Campus conservatives, liberals criticize CPAC speech on feminism

In front of an amused, though small, audience, Young America’s Foundation spokesman Jason Mattera mocked feminism and homosexuality during a panel at the Conservative Political Action Conference last Thursday in Washington, D.C.

Some conservatives on campus said that Mattera misrepresented their views on such issues.

“When liberals talk about diversity, they never mean offering students a wide variety of ideas, including conservative ones. Their version of diversity is bizarre,” he said, citing various college courses—including classes on “Native American Feminism,” “Cyber-Feminism,” and “one that deconstructs the feminist new black man”—to prove his point.

But Mattera’s comments were not characteristic of Republican attitudes in general, according to Mark A. Isaacson ’11, president of the Harvard Republican Club, who attended CPAC, but not the panel at which Mattera spoke.

Isaacson described the talk as “a few poor attempts at clever one-liners, rather than a discussion of diversity.”

“Comments like [Mattera’s] don’t accomplish anything other than eliciting some nervous laughter, and do absolutely nothing to attract new young voters or build the Republican Party,” he said.

Women and Gender Studies concentrator Andrés Castro Samayoa ’10 said he personally took issue with Mattera’s notion of diversity.

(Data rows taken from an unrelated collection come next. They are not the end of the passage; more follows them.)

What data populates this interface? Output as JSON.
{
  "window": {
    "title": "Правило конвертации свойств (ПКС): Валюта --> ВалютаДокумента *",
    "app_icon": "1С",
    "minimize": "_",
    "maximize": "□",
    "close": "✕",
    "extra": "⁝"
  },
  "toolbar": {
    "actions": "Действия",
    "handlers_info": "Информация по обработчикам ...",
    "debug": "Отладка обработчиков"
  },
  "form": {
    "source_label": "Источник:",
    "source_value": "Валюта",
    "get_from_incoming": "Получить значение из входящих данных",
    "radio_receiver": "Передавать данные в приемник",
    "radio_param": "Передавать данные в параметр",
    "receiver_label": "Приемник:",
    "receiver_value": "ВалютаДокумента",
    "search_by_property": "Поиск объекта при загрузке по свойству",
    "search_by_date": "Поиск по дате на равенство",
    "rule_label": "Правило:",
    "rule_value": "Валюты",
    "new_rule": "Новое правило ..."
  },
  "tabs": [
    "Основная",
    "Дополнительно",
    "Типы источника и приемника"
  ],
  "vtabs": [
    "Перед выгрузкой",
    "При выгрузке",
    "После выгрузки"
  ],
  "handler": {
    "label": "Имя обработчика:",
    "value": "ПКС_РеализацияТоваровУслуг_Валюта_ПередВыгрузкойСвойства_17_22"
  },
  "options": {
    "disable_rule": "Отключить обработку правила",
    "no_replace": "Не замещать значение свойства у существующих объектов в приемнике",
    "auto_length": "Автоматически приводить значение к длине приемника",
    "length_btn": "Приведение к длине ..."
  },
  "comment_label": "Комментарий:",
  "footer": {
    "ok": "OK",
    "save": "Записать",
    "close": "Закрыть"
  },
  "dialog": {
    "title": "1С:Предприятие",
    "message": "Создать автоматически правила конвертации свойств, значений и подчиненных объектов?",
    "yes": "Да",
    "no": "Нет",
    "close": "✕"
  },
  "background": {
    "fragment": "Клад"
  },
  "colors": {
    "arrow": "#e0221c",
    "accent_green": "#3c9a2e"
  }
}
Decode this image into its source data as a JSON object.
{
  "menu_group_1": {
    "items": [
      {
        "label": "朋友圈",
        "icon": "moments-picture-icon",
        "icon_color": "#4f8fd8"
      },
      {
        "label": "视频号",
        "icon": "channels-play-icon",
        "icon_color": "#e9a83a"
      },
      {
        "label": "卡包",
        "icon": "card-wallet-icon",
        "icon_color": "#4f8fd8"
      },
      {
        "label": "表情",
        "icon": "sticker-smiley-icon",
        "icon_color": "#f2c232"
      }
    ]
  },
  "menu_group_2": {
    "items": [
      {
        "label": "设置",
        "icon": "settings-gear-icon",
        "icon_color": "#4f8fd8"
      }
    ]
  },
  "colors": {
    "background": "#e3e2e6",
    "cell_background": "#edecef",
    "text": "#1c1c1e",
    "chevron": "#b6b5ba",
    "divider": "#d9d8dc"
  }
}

“For me, diversity is being able to appreciate and welcome various points of view,” Castro Samayoa said. “I’ve had the opportunity to study something that has expanded my horizons and allowed me to see the world in a new light.”

“It’s perplexing to see someone say that the study of feminism doesn’t speak to diversity,” he added, calling Mattera’s view on feminism narrow.

Linda Ellison, a lecturer in the Women and Gender Studies Department, said that feminism encompasses a diversity of issues that have implications beyond courses on theory.

“You don’t just read a book, take a test, and leave it in class—it’s something you can take to the streets,” she said.

According to Ellison, some of her former students have found practical uses for the feminist and diversity theories they learned in her classes.

Katherine A. Thurber ’11, who took one of Ellison’s classes last year, is planning to spend this summer in Uganda, where she will help establish a malnutrition program with the Harvard Global Hunger Initiative.

“The class gave me a new perspective on the importance of sexuality and gender,” Thurber said. “You have to look at a lot of different viewpoints to have an understanding of different issues and responses.”

Currently, Ellison teaches a class titled “Cultures of Reproduction,” and she said that conservative students in the class seem to have approached class themes such as abortion and premarital sex with an open mind.

“They are thinking about their values in a way they’re not used to,” she said. “Their belief systems are challenged, and it’s a challenge they’re willing to take on.”

Isaacson said that young conservatives should not condemn others’ perspectives.

“Exposure to a diversity of opinion, of course, is valuable—no matter what your politics are,” Isaacson added.